17th October 2017 (Last Updated October 17th, 2017 10:57)

Merck & Co recently decided not to apply for regulatory approval of anacetrapib, one of the last-standing drugs from the doomed cholesteryl ester transfer protein (CETP) class of cholesterol-lowering therapies.

Merck & Co recently decided not to apply for regulatory approval of anacetrapib, one of the last-standing drugs from the doomed cholesteryl ester transfer protein (CETP) class of cholesterol-lowering therapies.

CETP transfers cholesterol from high-density lipoprotein C (HDL-C) particles, more widely known as ‘good cholesterol’, to the atherogenic low and very low-density lipoprotein (LDL and VLDL) particles, sometimes referred to as ‘bad cholesterol’. The rationale for inhibiting CETP is that it would result in increased levels of good versus bad cholesterol.

Despite the promising mechanism of action, the CETP class has long been associated with high-profile failures in clinical studies due to safety and efficacy issues.

CETP inhibitors: a reputation for failure

Key opinion leaders (KOLs) interviewed by GlobalData have been voicing their concerns for quite some time about the efficacy of this whole drug class and expressed doubt about the benefit of targeting HDL-C.

Pfizer’s torcetrapib was the main contributor to the negative attitude towards CETP inhibitors. A Phase III study of torcetrapib was stopped early due to an increase in cardiovascular events and all-cause mortality in the treatment group. Roche’s dalcetrapib and Eli Lilly’s evacetrapib have also been discontinued due to the lack of efficacy as there was no reduction in cardiovascular events.

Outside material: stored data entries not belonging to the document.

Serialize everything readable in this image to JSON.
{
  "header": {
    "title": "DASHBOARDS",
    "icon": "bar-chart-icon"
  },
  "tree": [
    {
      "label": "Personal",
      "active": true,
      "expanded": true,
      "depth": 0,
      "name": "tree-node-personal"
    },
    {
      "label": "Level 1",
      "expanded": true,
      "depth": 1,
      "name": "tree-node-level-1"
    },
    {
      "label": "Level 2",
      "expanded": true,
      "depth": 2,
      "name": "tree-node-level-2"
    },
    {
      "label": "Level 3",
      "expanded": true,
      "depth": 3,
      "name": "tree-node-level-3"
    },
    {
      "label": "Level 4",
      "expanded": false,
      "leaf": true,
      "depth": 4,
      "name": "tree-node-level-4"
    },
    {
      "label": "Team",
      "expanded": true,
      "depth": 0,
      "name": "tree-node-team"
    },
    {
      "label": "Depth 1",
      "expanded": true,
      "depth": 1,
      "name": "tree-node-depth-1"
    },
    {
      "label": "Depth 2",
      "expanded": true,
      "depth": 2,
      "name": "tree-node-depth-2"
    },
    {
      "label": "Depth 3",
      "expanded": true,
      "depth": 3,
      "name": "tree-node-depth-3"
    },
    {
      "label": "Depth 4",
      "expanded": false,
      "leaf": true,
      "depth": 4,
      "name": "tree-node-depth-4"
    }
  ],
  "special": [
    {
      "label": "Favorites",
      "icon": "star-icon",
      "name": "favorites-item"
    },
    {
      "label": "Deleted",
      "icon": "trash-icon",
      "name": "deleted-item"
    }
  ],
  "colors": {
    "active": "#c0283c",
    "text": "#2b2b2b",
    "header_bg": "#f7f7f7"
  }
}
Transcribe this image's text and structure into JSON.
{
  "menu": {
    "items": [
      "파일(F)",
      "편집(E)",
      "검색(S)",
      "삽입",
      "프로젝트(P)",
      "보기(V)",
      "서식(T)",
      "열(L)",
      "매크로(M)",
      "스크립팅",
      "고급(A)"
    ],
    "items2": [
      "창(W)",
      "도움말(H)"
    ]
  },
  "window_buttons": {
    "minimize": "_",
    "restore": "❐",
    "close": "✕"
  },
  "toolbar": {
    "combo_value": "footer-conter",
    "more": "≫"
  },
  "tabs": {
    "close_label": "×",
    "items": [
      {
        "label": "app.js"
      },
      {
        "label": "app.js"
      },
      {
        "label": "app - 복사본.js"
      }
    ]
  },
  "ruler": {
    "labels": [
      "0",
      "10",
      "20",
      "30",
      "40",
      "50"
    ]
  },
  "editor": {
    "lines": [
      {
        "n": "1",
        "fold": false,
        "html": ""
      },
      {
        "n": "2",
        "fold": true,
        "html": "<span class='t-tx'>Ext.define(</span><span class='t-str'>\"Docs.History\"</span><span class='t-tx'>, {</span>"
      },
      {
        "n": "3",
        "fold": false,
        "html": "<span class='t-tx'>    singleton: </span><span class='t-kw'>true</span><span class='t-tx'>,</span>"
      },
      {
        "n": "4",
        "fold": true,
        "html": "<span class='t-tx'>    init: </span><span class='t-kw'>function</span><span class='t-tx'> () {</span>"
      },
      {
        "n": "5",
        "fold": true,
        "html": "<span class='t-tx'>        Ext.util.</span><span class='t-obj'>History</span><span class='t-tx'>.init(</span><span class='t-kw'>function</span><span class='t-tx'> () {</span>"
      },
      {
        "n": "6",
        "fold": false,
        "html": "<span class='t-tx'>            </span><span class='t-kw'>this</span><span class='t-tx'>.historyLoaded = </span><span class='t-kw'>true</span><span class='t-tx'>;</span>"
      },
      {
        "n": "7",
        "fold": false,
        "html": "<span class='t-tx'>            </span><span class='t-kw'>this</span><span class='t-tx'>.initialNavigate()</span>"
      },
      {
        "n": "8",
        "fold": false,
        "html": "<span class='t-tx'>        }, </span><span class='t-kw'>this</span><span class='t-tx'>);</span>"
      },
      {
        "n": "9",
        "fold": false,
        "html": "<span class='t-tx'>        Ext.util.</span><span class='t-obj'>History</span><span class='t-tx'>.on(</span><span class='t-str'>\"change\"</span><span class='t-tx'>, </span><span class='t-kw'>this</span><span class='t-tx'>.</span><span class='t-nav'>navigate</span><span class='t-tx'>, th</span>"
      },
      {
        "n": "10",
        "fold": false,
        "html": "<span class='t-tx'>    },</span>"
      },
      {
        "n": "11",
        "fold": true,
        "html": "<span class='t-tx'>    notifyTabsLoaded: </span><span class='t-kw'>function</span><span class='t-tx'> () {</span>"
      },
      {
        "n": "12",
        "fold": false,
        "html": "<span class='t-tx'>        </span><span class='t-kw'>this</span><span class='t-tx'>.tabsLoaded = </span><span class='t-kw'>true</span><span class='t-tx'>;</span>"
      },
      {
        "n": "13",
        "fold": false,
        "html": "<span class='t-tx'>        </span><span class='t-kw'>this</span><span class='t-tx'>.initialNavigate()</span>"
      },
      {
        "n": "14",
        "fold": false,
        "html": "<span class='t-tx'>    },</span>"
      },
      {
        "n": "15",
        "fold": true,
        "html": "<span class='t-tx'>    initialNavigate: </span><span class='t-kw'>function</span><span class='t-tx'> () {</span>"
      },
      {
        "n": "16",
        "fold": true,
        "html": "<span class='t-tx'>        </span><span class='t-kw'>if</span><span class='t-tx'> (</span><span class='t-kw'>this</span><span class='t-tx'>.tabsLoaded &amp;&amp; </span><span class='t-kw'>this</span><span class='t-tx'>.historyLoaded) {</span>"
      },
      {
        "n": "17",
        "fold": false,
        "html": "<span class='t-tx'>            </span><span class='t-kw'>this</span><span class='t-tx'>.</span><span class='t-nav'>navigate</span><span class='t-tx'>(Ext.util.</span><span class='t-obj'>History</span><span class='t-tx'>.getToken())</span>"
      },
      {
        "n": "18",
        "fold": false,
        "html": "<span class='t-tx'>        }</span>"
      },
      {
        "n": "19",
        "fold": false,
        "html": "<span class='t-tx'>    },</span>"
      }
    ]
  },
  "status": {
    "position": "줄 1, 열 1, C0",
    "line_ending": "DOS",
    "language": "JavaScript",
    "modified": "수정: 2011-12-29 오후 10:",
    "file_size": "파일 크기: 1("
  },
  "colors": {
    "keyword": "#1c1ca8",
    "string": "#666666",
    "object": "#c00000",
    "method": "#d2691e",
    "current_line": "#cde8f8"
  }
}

Even if it had been approved, Merck’s anacetrapib would have struggled to penetrate the well-established cholesterol-lowering market, as it would have had to compete for patient share in a space that is almost entirely dominated by the generic statins. In addition, with the recent launches of two proprotein convertase subtilisin/kexin type 9 (PCSK9) inhibitors, Amgen’s Repatha and Sanofi’s Praluent, which have demonstrated superior efficacy and are well-tolerated, anacetrapib would have faced fierce competition from all angles.

Therefore, given the overall bad reputation of CETP inhibitors and the hard-to-penetrate cholesterol-lowering space, Merck’s decision to withdraw from this race was a smart move and unsurprising to many.